The Price of Web Conferencing Must Plummet
The price of web conferencing must come down and the major players know it. Leading web conferencing companies may not care to admit it in public, but their business is headed straight for commodity status--or so would seem the fate of mmost internet technologies. But that means good things for consumers.
It seems like only a few short years ago that a two or three companies held virtually undisputed monopolies on the market for web conferencing products. They might have changed parent companies a few times since then, but their technology hasn't changed much.
Back then, startups had virtually guaranteed uphill battle against the major players. In a well-planned series of moves, the sky-high prices charged by the industries frontrunners--along with an admirable focus on courting deep-pocketed corporate customers--provided all the financial cushioning they needed to secure their market positions and maintain dominance for a long time to come.
Now, things are changing. There's too many startups to fight off or buy out. The question on everyone's mind is, how long can major web conferencing companies hold their ground against the onslaught of new conferencing solutions threatening to erode away their market share, along with their margins?
Just think back to the last time you had to pay for an email account. To think, that people once paid for those, purchasing them by the dozens. And where, once, domain names sold at prices clearing the $39/year mark, paying those kinds of figures today is considered nothing short of highway robbery. Not to mention the plummeting price of large scale cms's... Those are just a few examples which serve to reinforce the point that the price of web conferencing technology must come down in parity with the price of other technologies.
If history is any precedent, the purveyors of real-time collaboration technologies will have to dream up new and ingenius profit models to make this happen while maintaining their fiscal health as a company. There's still plenty of room for innovation in this space. We still havn't seen a truly amazing free solution come out yet. As far as I know, noone's developing a Host-your-own web conferencing platform that you pay for once and own forever.
Here's what we do know. Hosting companies had to turn to customer specialization. Search engines had to invent a new business model which was to become the inspiration for whole new way of thinking about how to monetize websites. In the final summation, even portals are being forced to reconcile the diminishing value of content by trading those eyeballs to advertisers.
Now that we live in a world where email and these other services have become a front-end for what can only be described as a never-ending crusade for people's attention, might an ad supported model be feasible in web conferencing space?
Although it would be presumptuous of me to arbitrate failure, history can be incredibly demonstrative. Analyzing the major developments that came before suggests that the widespread adoption of web conferencing by the masses will evolve along a predetermined path, looking something like this:
- Some piss-ant little startup will endeavor to open up the realm of high-priced solutions to the masses. They launch disruptively low-priced solution calculated for maximum market penetration.

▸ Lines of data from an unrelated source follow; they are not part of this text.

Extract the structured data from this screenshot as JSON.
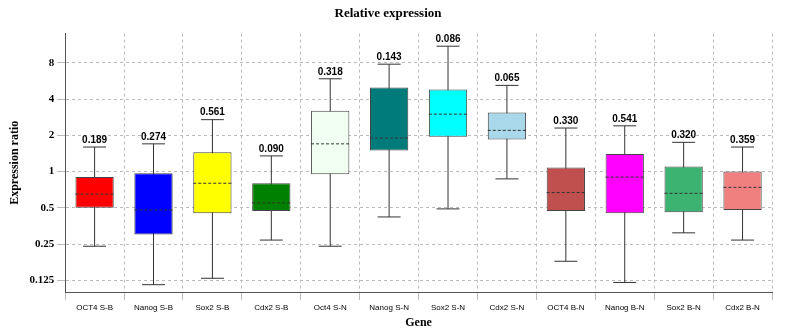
{
  "chart_data": {
    "type": "box",
    "title": "Relative expression",
    "x_label": "Gene",
    "y_label": "Expression ratio",
    "categories": [
      "OCT4 S-B",
      "Nanog S-B",
      "Sox2 S-B",
      "Cdx2 S-B",
      "Oct4 S-N",
      "Nanog S-N",
      "Sox2 S-N",
      "Cdx2 S-N",
      "OCT4 B-N",
      "Nanog B-N",
      "Sox2 B-N",
      "Cdx2 B-N"
    ],
    "whisker_low": [
      0.24,
      0.115,
      0.13,
      0.27,
      0.24,
      0.42,
      0.49,
      0.87,
      0.18,
      0.12,
      0.31,
      0.27
    ],
    "q1": [
      0.5,
      0.3,
      0.45,
      0.47,
      0.95,
      1.5,
      1.95,
      1.85,
      0.47,
      0.45,
      0.46,
      0.48
    ],
    "median": [
      0.65,
      0.48,
      0.8,
      0.55,
      1.7,
      1.9,
      3.0,
      2.2,
      0.67,
      0.9,
      0.66,
      0.74
    ],
    "q3": [
      0.9,
      0.97,
      1.45,
      0.8,
      3.2,
      5.0,
      4.8,
      3.1,
      1.08,
      1.4,
      1.1,
      1.0
    ],
    "whisker_high": [
      1.6,
      1.7,
      2.7,
      1.35,
      5.9,
      7.8,
      11,
      5.2,
      2.3,
      2.4,
      1.75,
      1.6
    ],
    "p_values": [
      0.189,
      0.274,
      0.561,
      0.09,
      0.318,
      0.143,
      0.086,
      0.065,
      0.33,
      0.541,
      0.32,
      0.359
    ],
    "p_value_labels": [
      "0.189",
      "0.274",
      "0.561",
      "0.090",
      "0.318",
      "0.143",
      "0.086",
      "0.065",
      "0.330",
      "0.541",
      "0.320",
      "0.359"
    ],
    "colors": [
      "#ff0000",
      "#0000ff",
      "#ffff00",
      "#008000",
      "#f0fff0",
      "#007b7b",
      "#00ffff",
      "#a8d8ea",
      "#c0504d",
      "#ff00ff",
      "#3cb371",
      "#f08080"
    ],
    "log": "y",
    "ylim": [
      0.1,
      14
    ],
    "yticks": [
      0.125,
      0.25,
      0.5,
      1,
      2,
      4,
      8
    ],
    "grid": true
  }
}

- Piss ant startup offers a gigantic leap in value and affordability which defies feature-by-feature comparison with competitors.
- Price conscious users of rival products smell a better deal, leaving their old providers.
- Market players get technologically restrained by rising consumer expectations of value.
- Word spreads to new users and expanding the original market
At any rate, I wouldn't want to be in our competitions' shoes right now. Web conferencing tools, and the people who design them, have begun to proliferate like rabbits. A host of new as well as tried-and-true business models are finally coming out of the woodwork at last and the overall feeling is that spring is in the air for web conferencing in general.
Like all efficient markets should operate, agile upstarts erode away at the tired old monopolies so that it is the consumer who comes out the clear winner in the end. Every new tool that comes out raises the bar for the whole industry and lowers the markets tolerance for compromises of value.
It would have to be a very novel new industry indeed to resist following in the footsteps of so many industries that are today regarded as commodities. We at Cool Conference Live believe, as others, that the web conferencing companies who herald this movement will be rewarded with the lions share of the love.